By: Kim Saxton
This semester, for the 11th semester in a row, the top marketing person at Delta Faucet joined our marketing MBAs to share their multi-year rebranding effort. Last week, Susan Fisher spent 2-1/2 hours walking us through: all the steps they’ve taken, how they came up with this strategy, and the long-term payoff of strategic marketing. The story itself is highly engaging. But this time, I tried to capture some key recommendations about how to craft and execute a great marketing strategy:
- Look inward in positioning and branding. Delta spent 18 months trying to understand the market and what consumers were doing with faucets. But, when it came time to finalize their positioning and branding, they looked inward. What is Delta already good at? You want to leverage what you are already doing in your positioning, if you can. For Delta, innovation had always been part of its history and was a reason for its founding. Likewise, the brand has to be something that the people can believe in and carry out every day. You have to be who you really are.
- Recognize when you need multiple brands. Faucet needs are highly diversified. Some people are price-driven. Others want extremely stylish faucets and are willing to pay for it. This breadth is too high for 1 brand to cover. So, Delta Faucets manages 3 brands to cover the entire market. Delta is the company’s signature brand.
- When you segment the market, your goal should be to figure out which segments you can connect with. Believe it or not, there are about 8 consumer segments in faucets. But, only 3 are available for a pull strategy such that they could be motivated to seek out a faucet brand. The others are not reachable via marketing communications: someone else chooses, always pick the lowest price, completely disengaged, etc. You have to focus on those can motivate to action.
- Find the customers that value the same things you do. Your goal in picking a target segment is to reach out to those who already value what you do. Then, tee up communications that make it easy for them to recognize that you offer what they want.
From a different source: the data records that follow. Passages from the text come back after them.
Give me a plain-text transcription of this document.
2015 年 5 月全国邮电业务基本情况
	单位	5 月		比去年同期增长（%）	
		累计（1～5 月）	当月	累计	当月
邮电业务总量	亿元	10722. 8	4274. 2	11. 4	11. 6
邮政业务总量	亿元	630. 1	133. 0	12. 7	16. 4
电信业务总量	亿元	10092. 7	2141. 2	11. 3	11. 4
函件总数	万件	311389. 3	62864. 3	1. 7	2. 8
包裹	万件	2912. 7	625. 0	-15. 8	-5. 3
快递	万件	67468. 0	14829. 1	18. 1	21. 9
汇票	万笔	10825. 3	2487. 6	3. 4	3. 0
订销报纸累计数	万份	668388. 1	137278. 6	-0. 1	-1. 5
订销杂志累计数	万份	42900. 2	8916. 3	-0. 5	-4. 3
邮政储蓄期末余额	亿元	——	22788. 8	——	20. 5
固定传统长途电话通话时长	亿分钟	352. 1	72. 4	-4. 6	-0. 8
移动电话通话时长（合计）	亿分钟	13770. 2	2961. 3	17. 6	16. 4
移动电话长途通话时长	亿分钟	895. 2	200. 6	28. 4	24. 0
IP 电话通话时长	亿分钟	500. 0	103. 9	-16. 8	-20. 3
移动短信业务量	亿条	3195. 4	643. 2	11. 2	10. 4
- Remember that segmentation and positioning research is a snapshot in time. Once a brand in the market does something major like rebranding, they will shift how customers think. New attributes will become important. Competitors will react. This means that the axes and positions on market research tools like perceptual maps will shift over time. So, you have to redo your market research every 3-5 years.
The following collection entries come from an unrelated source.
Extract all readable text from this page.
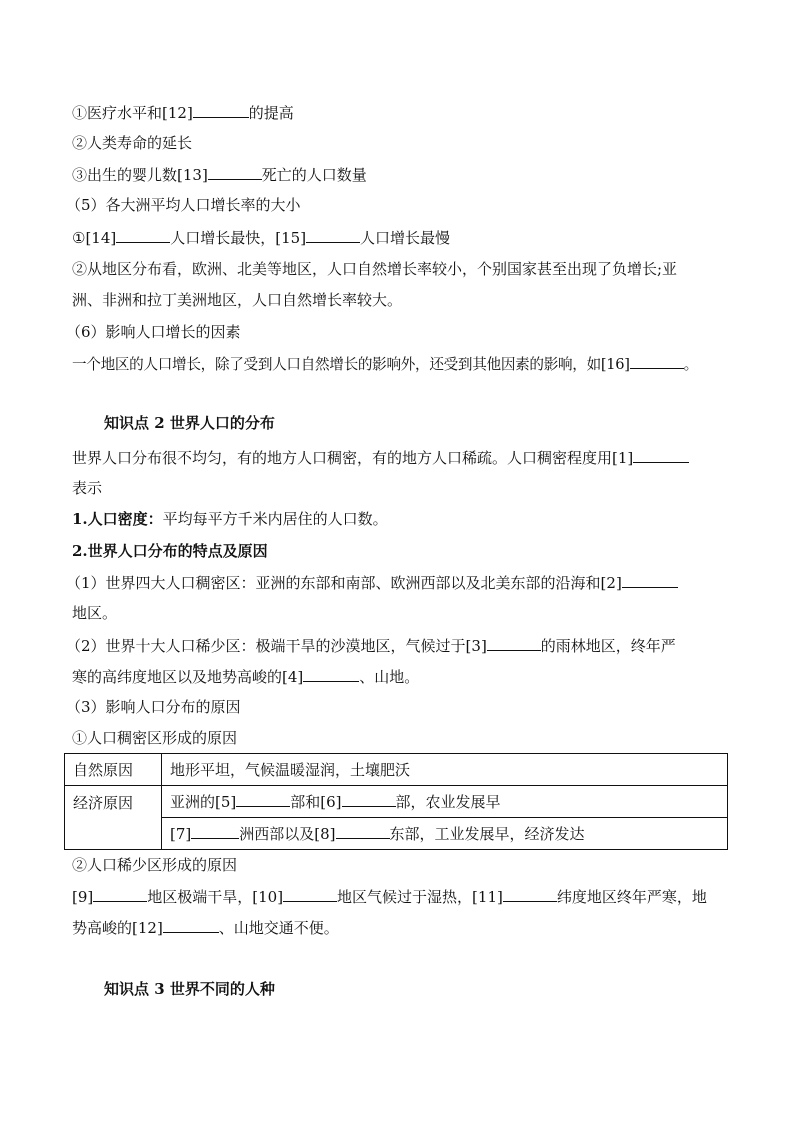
①医疗水平和[12]	的提高
②人类寿命的延长
③出生的婴儿数[13]	死亡的人口数量
（5）各大洲平均人口增长率的大小
①[14]	人口增长最快，[15]	人口增长最慢
②从地区分布看，欧洲、北美等地区，人口自然增长率较小，个别国家甚至出现了负增长;亚
洲、非洲和拉丁美洲地区，人口自然增长率较大。
（6）影响人口增长的因素
一个地区的人口增长，除了受到人口自然增长的影响外，还受到其他因素的影响，如[16]	。
知识点 2 世界人口的分布
世界人口分布很不均匀，有的地方人口稠密，有的地方人口稀疏。人口稠密程度用[1]
表示
1.人口密度：平均每平方千米内居住的人口数。
2.世界人口分布的特点及原因
（1）世界四大人口稠密区：亚洲的东部和南部、欧洲西部以及北美东部的沿海和[2]
地区。
（2）世界十大人口稀少区：极端干旱的沙漠地区，气候过于[3]	的雨林地区，终年严
寒的高纬度地区以及地势高峻的[4]	、山地。
（3）影响人口分布的原因
①人口稠密区形成的原因
自然原因	地形平坦，气候温暖湿润，土壤肥沃
经济原因	亚洲的[5] 部和[6] 部，农业发展早
	[7] 洲西部以及[8] 东部，工业发展早，经济发达
②人口稀少区形成的原因
[9]	地区极端干旱，[10]	地区气候过于湿热，[11]	纬度地区终年严寒，地
势高峻的[12]	、山地交通不便。
知识点 3 世界不同的人种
- You need to understand customers’ journeys to purchase. While there is a general decision making process, you need to understand how it varies in your category. What steps do customers go through and what sources of information are they using? You especially need to figure out the role of traditional vs. online sources of information. While only 3% of faucets are sold online, 70% of purchases are influenced by online information.
- Today, offline and online advertising work together. Early on in their rebranding, Delta noticed that online hits went up during and after its best TV ads ran. Now, they can use this as a metric to assess media choices and ad effectiveness.
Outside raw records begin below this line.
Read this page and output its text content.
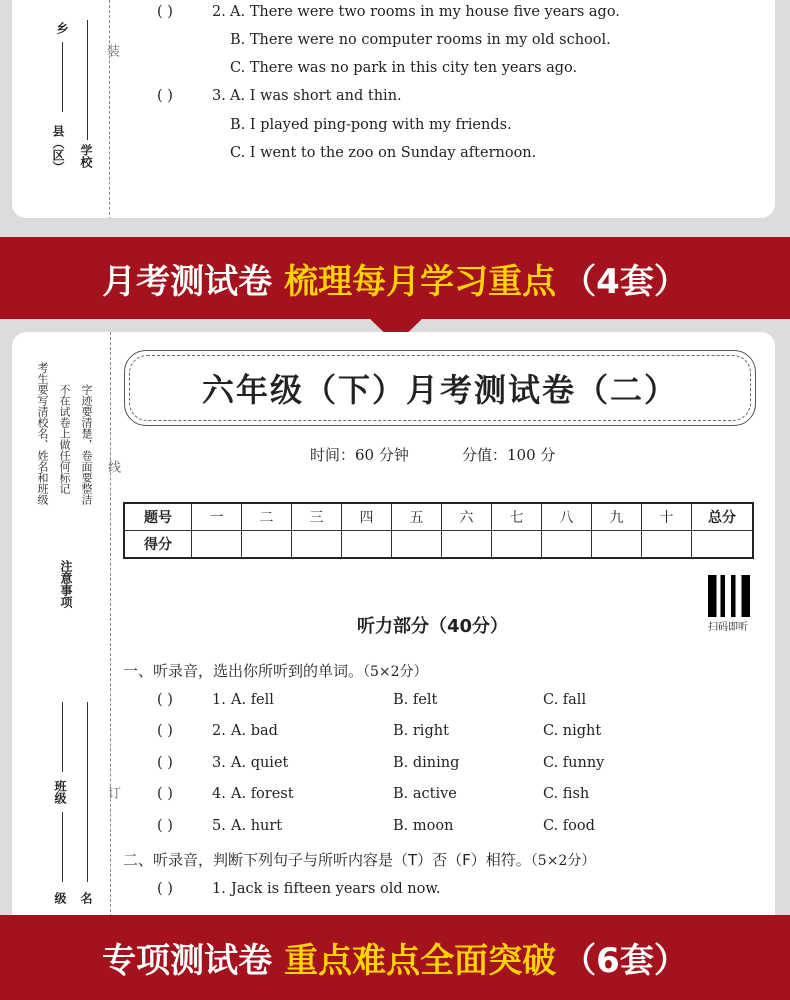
乡
县（区） 学校
装
( )	2. A. There were two rooms in my house five years ago.
B. There were no computer rooms in my old school.
C. There was no park in this city ten years ago.
( )	3. A. I was short and thin.
B. I played ping-pong with my friends.
C. I went to the zoo on Sunday afternoon.
月考测试卷 梳理每月学习重点 （4套）
考生要写清校名、姓名和班级 不在试卷上做任何标记 字迹要清楚，卷面要整洁
注意事项
线
订
班级
级 名
六年级（下）月考测试卷（二）
时间：60 分钟	分值：100 分
题号	一	二	三	四	五	六	七	八	九	十	总分
得分											
扫码即听
听力部分（40分）
一、听录音，选出你所听到的单词。（5×2分）
( )	1. A. fell	B. felt	C. fall
( )	2. A. bad	B. right	C. night
( )	3. A. quiet	B. dining	C. funny
( )	4. A. forest	B. active	C. fish
( )	5. A. hurt	B. moon	C. food
二、听录音，判断下列句子与所听内容是（T）否（F）相符。（5×2分）
( )	1. Jack is fifteen years old now.
专项测试卷 重点难点全面突破 （6套）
- Bring the branding through all the touchpoints. Don’t stop at ads and the website, look broadly for places to bring your branding alive. Delta redid its packaging, POP displays and even created new displays to generate more revenue for its retailers. All of this worked together to provide a cohesive look for the brand and one that generated more $ for distribution partners.
- Make the online experience interactive. People go to the web to engage with brands. So, give them a way to engage with your product features and connect to your positioning. Games, contests and sweepstakes can cleverly highlight key benefits. For the ToucH2O kitchen faucet (touch on/off), there was a “whack-a-mole” type game that was touch on, touch off. In2ition Dual Shower Head (hand-held showerhead within fixed head) had a “wash off” game. Now, H2Kinetic showers (more power, less water) has a “reasons to shower” sweepstakes. Make “getting” your branding fun for customers.
- Long-term, brand building efforts do payoff. After three years of consistent messaging backed by new product innovation, Delta Faucet has seen earned media increase by 250%, web traffic up 200%, and unaided recall up a solid 15 percentage points. Even better, market share is up – an actual “hockey stick” reversal for Delta.
Well done, Delta Faucet. And thanks to Susan Fisher for continuing a partnership with marketing degree students at the Kelley School. Have you seen what Delta can do?